Before the announcement that post-qualification admissions is dead (see above) the Universities Minister hinted at the alternative approach set out in the policy announcements – i.e. a big focus on ensuring fairness by other means. The Minister gave a speech at a UCAS event championing quality, fair access and transparency. The Minister suggested that the sector was playing a defensive game “we cannot expect to be able to sit back and quietly polish our world-class reputation in a globalised higher education market”.
Which led onto, you guessed it, stamping out complacency. The usual stat about 25 providers with less than half their students both completing and going into highly skilled employment or study. But this time we get more:
- There are 5 providers with drop-out rates above 40% in Business and Management; 8 providers with drop-out rates above 40% in Computing, and 4 providers where fewer than 60% of Law graduates go on to graduate jobs or further study
So far, so familiar. Except that this time the focus has moved away from arts and humanities, which is interesting.
But “today, I am announcing a further important innovation in our drive toward better quality and transparency to put students in the driving seat enabling them to make informed choices”.
What could this be? It’s about advertising.
- one advert I have seen suggests a particular psychology course gives students access to their state-of-the-art research facilities, but it doesn’t state that one third of their psychology students drop out prior to completing their degree.
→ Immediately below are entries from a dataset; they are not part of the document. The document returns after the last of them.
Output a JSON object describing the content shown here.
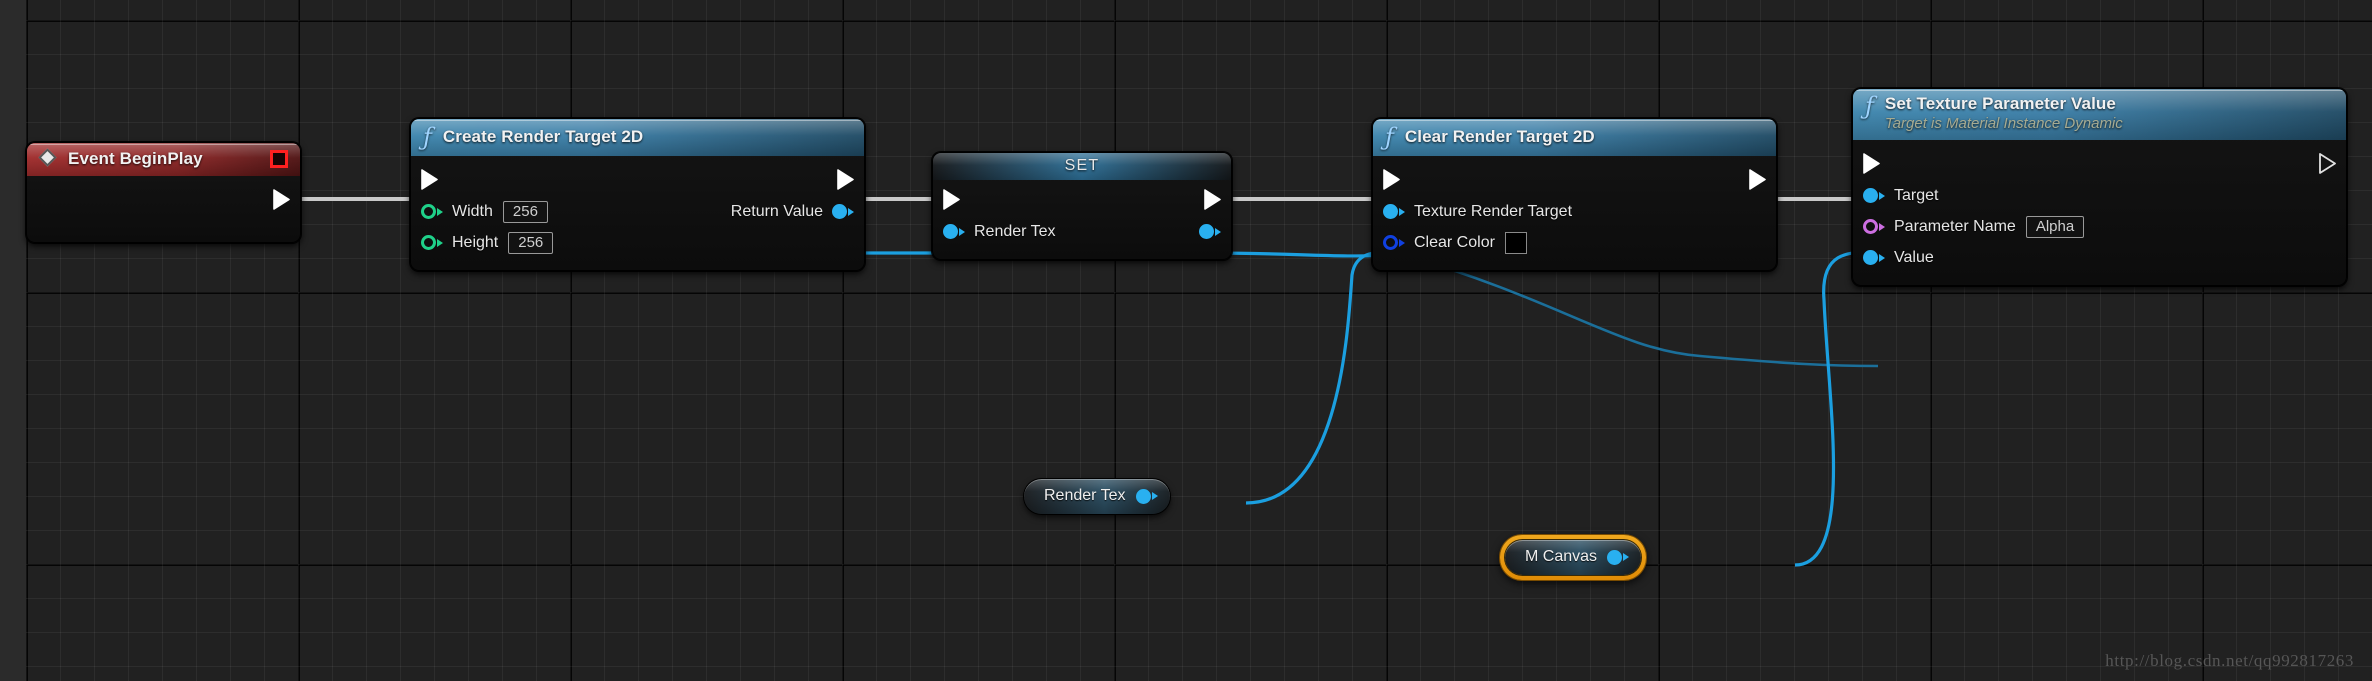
{
  "graph": {
    "app": "Unreal Engine Blueprint Event Graph",
    "watermark": "http://blog.csdn.net/qq992817263"
  },
  "colors": {
    "exec_white": "#ffffff",
    "object_blue": "#29b0f0",
    "int_green": "#1fd18a",
    "name_magenta": "#cc6ee0",
    "linearcolor_blue": "#1040e0",
    "event_red": "#a02c2c",
    "function_blue": "#3d85ad",
    "selection_orange": "#f0a81e",
    "clear_color_value": "#000000"
  },
  "nodes": {
    "event_begin_play": {
      "title": "Event BeginPlay",
      "icon": "event-diamond-icon",
      "delegate_pin": "delegate-output-pin",
      "exec_out": "exec-output-pin"
    },
    "create_render_target": {
      "title": "Create Render Target 2D",
      "icon": "function-fx-icon",
      "inputs": [
        {
          "label": "Width",
          "value": "256",
          "pin_type": "int"
        },
        {
          "label": "Height",
          "value": "256",
          "pin_type": "int"
        }
      ],
      "outputs": [
        {
          "label": "Return Value",
          "pin_type": "object"
        }
      ]
    },
    "set_node": {
      "title": "SET",
      "inputs": [
        {
          "label": "Render Tex",
          "pin_type": "object"
        }
      ],
      "outputs": [
        {
          "label": "",
          "pin_type": "object"
        }
      ]
    },
    "clear_render_target": {
      "title": "Clear Render Target 2D",
      "icon": "function-fx-icon",
      "inputs": [
        {
          "label": "Texture Render Target",
          "pin_type": "object"
        },
        {
          "label": "Clear Color",
          "pin_type": "linearcolor",
          "swatch": "#000000"
        }
      ]
    },
    "set_texture_parameter_value": {
      "title": "Set Texture Parameter Value",
      "subtitle": "Target is Material Instance Dynamic",
      "icon": "function-fx-icon",
      "inputs": [
        {
          "label": "Target",
          "pin_type": "object"
        },
        {
          "label": "Parameter Name",
          "value": "Alpha",
          "pin_type": "name"
        },
        {
          "label": "Value",
          "pin_type": "object"
        }
      ]
    },
    "getter_render_tex": {
      "label": "Render Tex",
      "pin_type": "object",
      "selected": false
    },
    "getter_m_canvas": {
      "label": "M Canvas",
      "pin_type": "object",
      "selected": true
    }
  }
}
- Of course, it is absolutely legitimate and right for a university to promote its best features, whether that is a high NSS score, the friendliness of its campus or its distinctive style of teaching. But that is not a reason not to give applicants the hard facts.
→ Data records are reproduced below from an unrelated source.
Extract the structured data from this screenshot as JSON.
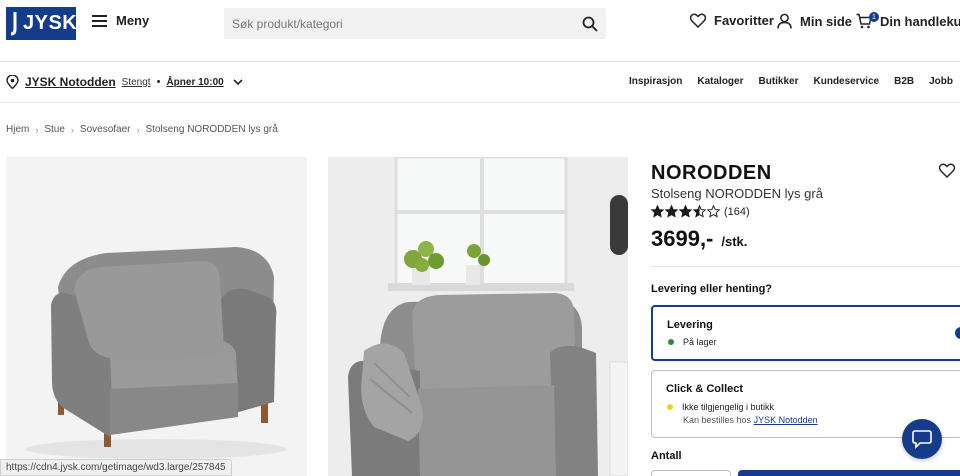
{
  "header": {
    "logo_text": "JYSK",
    "menu_label": "Meny",
    "search_placeholder": "Søk produkt/kategori",
    "favorites_label": "Favoritter",
    "account_label": "Min side",
    "cart_label": "Din handlekurv",
    "cart_count": "1"
  },
  "store": {
    "name": "JYSK Notodden",
    "status": "Stengt",
    "separator": "•",
    "opens": "Åpner 10:00"
  },
  "topnav": [
    "Inspirasjon",
    "Kataloger",
    "Butikker",
    "Kundeservice",
    "B2B",
    "Jobb"
  ],
  "breadcrumb": [
    "Hjem",
    "Stue",
    "Sovesofaer",
    "Stolseng NORODDEN lys grå"
  ],
  "product": {
    "brand": "NORODDEN",
    "name": "Stolseng NORODDEN lys grå",
    "rating": 3.5,
    "rating_max": 5,
    "review_count": "(164)",
    "price": "3699,-",
    "unit": "/stk."
  },
  "delivery": {
    "question": "Levering eller henting?",
    "options": [
      {
        "title": "Levering",
        "status": "På lager",
        "status_color": "#2e8b3e"
      },
      {
        "title": "Click & Collect",
        "status": "Ikke tilgjengelig i butikk",
        "status_color": "#f2d21b",
        "sub_prefix": "Kan bestilles hos",
        "sub_link": "JYSK Notodden"
      }
    ]
  },
  "quantity_label": "Antall",
  "status_url": "https://cdn4.jysk.com/getimage/wd3.large/257845",
  "colors": {
    "brand_blue": "#143c8a",
    "in_stock": "#2e8b3e",
    "unavailable": "#f2d21b"
  }
}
- This is about focussing on empowering students and recognising that significant financial and time commitments should be sold transparently when it comes to quality.
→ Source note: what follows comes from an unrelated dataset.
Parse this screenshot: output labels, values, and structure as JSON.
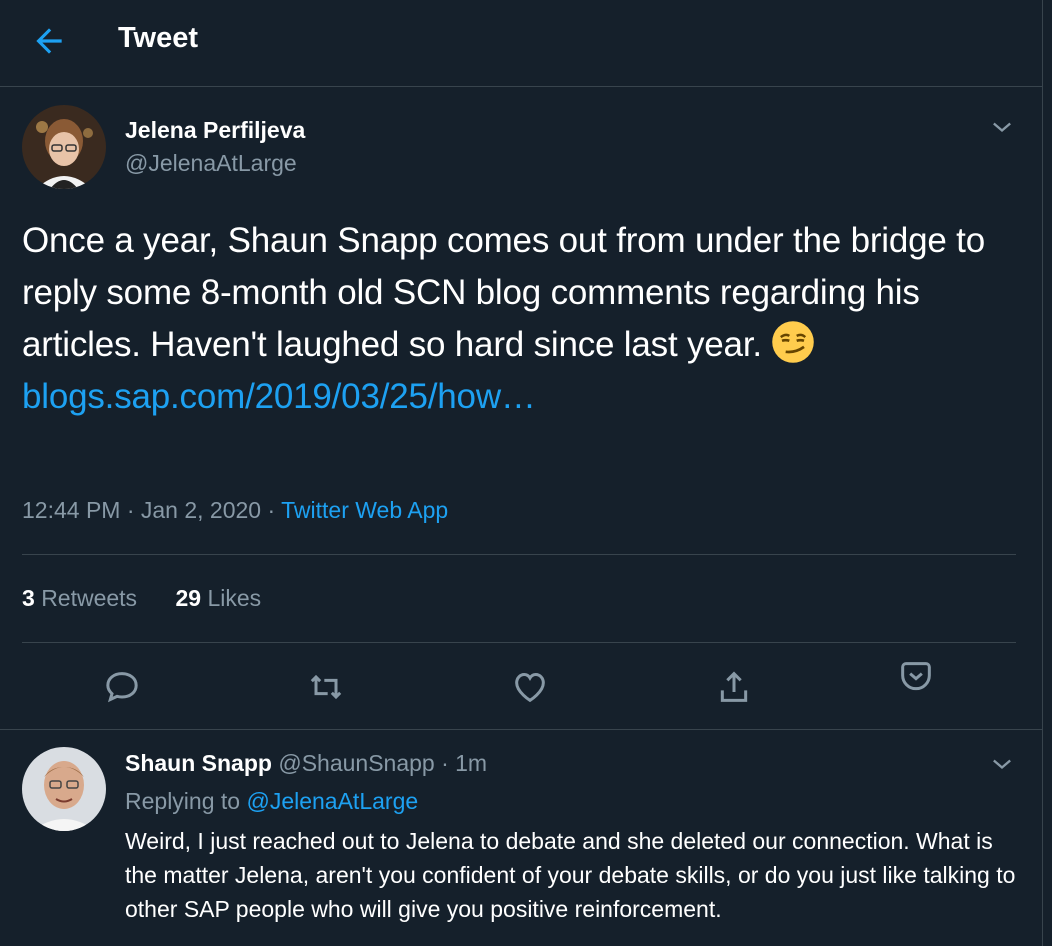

- So as of today, I am asking that all adverts in next year’s admissions cycle – whether they are online, on a billboard or in a prospectus – take the simple, easy step of providing comparable data on the percentage of students who have completed that course, and the percentage of them who have gone into either professional employment or further advanced study.
- …That’s why I will be convening an advisory group, with representatives of UUK, GuildHE, UCAS and the OfS amongst others, so that we can put out guidance on this matter by the end of spring, in time for the coming application cycle.
And there’s more:
- I have always felt that personal statements in their current form favour the most advantaged students.
- So I’m pleased that UCAS have confirmed that reform of the personal statement is in their plans so that personal statements works to the benefit of all students. And I look forward to working with them on this important reform.